Quand j’étais enfant, j’ai vraiment été marqué par l’horreur. Certaines de mes premières expériences cinématographiques les plus frappantes ont été des films d’horreur, des choses qui m’ont vraiment affecté et qui sont restées en moi. Et même si je pense que j’avais vraiment peur quand j’étais enfant, à un moment donné, cette peur s’est transformée en un sentiment d’attraction. Je me suis passionné pour les différentes façons dont je pouvais être effrayé. J’ai aussi grandi en lisant le magazine “Fangoria” et les effets spéciaux m’obsédaient. J’adore les effets spéciaux mécaniques. Je suis fasciné par la façon dont ils sont réalisés. J’aime les films qui sont bricolés et artisanaux, je sens une vraie connexion avec eux. C’est ma ligne de conduite dans mon propre travail, je fais de l’artisanal et du sur mesure.
L’horreur de ne pas être cru
Quelles sont vos principales influences dans le genre de l’horreur ?
Stanley Kubrick est sans aucun doute l’un de mes cinéastes préférés et Shining est l’un de mes films favoris de tous les temps – mais j’adore tout ce qu’il a fait. En grandissant, j’ai vraiment aimé Ridley Scott, Sam Raimi, Wes Craven, John Carpenter. Quand j’ai découvert l’horreur japonaise, c’était avec Hideo Nakata qui a fait Ringu ou encore Kiyoshi Kurosawa qui a fait Cure. Certains de ces cinéastes ont eu une immense influence sur moi. J’ai l’impression que tout ceci a créé comme une bibliothèque pour mon inspiration vers laquelle je m’efforce toujours de tendre.
Le postulat de Laura Hasn’t Slept [une jeune femme pense mourir si elle voit le visage de l’entité qui la poursuit dans ses cauchemars] fait penser aux Griffes de la nuit. D’où vient l’idée de votre court métrage ?
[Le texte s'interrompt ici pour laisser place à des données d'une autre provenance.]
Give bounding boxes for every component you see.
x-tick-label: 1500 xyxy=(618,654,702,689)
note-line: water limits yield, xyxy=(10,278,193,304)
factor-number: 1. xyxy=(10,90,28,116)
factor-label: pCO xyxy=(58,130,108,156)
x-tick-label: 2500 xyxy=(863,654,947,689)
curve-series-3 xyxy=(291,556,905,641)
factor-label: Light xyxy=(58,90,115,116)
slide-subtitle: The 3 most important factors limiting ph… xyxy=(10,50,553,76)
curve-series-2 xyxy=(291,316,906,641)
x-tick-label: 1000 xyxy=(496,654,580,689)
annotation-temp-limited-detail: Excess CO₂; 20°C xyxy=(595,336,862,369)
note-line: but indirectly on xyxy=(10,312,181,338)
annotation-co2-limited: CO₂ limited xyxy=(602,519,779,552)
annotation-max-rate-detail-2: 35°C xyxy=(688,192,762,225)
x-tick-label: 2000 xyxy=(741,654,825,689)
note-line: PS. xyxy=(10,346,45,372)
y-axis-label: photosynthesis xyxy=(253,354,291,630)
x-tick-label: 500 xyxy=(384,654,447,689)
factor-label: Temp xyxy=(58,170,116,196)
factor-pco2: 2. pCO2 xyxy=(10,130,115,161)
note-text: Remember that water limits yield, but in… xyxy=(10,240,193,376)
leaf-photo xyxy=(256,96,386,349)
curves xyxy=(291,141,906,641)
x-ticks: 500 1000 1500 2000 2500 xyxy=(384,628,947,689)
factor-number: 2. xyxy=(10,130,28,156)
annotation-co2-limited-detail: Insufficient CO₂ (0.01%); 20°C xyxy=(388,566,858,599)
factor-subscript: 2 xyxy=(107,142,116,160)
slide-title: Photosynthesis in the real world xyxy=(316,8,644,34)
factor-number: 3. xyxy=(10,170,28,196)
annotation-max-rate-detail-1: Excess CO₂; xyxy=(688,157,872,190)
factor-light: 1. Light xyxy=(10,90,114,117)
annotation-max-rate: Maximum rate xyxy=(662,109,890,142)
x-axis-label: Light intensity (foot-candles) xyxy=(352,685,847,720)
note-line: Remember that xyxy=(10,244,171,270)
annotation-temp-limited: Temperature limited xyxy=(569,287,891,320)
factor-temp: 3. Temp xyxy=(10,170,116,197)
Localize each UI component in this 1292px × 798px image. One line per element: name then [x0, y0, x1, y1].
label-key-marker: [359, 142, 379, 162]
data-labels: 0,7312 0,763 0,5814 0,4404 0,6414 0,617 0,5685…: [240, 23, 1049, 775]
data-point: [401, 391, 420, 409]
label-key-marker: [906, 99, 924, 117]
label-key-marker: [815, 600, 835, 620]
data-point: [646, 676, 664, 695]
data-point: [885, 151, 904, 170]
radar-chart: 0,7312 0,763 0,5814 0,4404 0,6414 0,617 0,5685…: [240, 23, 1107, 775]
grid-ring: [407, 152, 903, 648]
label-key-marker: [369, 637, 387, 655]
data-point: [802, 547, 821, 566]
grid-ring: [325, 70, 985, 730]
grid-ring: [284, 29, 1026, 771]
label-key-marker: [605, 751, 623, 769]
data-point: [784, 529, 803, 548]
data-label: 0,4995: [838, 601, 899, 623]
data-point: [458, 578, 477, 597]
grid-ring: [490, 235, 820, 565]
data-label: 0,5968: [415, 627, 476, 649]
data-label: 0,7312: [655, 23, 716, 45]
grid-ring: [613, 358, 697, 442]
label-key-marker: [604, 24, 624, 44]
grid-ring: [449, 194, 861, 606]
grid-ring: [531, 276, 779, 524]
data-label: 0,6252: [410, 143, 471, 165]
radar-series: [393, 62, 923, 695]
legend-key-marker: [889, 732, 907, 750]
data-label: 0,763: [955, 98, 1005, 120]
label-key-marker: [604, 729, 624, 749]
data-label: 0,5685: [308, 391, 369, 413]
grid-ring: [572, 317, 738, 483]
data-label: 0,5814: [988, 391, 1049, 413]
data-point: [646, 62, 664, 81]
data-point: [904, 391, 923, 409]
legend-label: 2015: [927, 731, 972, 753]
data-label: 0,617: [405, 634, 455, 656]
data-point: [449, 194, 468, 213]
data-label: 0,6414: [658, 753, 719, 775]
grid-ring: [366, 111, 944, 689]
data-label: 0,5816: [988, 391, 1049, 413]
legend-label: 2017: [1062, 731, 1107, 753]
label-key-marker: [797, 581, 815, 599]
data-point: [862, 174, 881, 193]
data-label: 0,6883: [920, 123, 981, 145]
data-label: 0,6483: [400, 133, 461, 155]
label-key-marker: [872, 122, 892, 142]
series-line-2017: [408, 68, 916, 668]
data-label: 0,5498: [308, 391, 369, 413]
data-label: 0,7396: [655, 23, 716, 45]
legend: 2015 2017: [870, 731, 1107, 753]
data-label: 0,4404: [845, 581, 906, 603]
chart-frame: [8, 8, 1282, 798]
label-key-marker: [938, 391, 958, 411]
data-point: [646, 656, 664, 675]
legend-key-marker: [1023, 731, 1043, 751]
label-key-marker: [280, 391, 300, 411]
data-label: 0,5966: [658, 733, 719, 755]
J’ai aussi adoré Les griffes de la nuit. C’était un film sensationnel pour moi quand j’étais enfant. L’idée du court-métrage Laura Hasn’t Slept émane de deux choses. Quand on fait un mauvais rêve ou un cauchemar et que l’on se réveille soudainement, on se retrouve avec un sentiment de panique ou d’affliction. Et même après quelques minutes ou quelques heures, voire après toute une journée, pour une raison ou une autre, même si l’on sait que ce n’était qu’un rêve, ce sentiment reste en nous. Je voulais savoir si je pouvais recueillir ce sentiment et le mettre à l’écran de manière efficace.
En même temps, je voulais l’associer à l’idée que si on est hanté par une chose surnaturelle et maléfique, et que si on essaie de comprendre d’où ça vient – et même si on comprend personnellement d’où ça vient -, les gens autour de nous peuvent ne pas nous croire ou penser que c’est autre chose que du surnaturel. J’étais curieux de voir ce que cela donnerait d’essayer d’expliquer à quelqu’un ce que l’on traverse et ne pas être cru.
Le court métrage m’a vraiment servi de tremplin pour Smile. J’étais en postproduction du court-métrage quand j’ai eu l’idée du long. L’ADN et des thèmes du court-métrage se retrouvent dans Smile, mais ce dernier est aussi un film à part entière. J’aime me lancer des défis et je voulais m’assurer qu’il ne s’agissait pas d’une simple reprise du court-métrage. Je pense que le film surprendra vraiment les spectateurs. Une des autres connexions avec Smile est la présence de Caitlin Stasey, l’actrice de Laura Hasn’t Slept.
Quel a été votre processus pour transformer le court-métrage en long-métrage ? Qu’avez-vous choisi de garder, d’ajouter, de changer ?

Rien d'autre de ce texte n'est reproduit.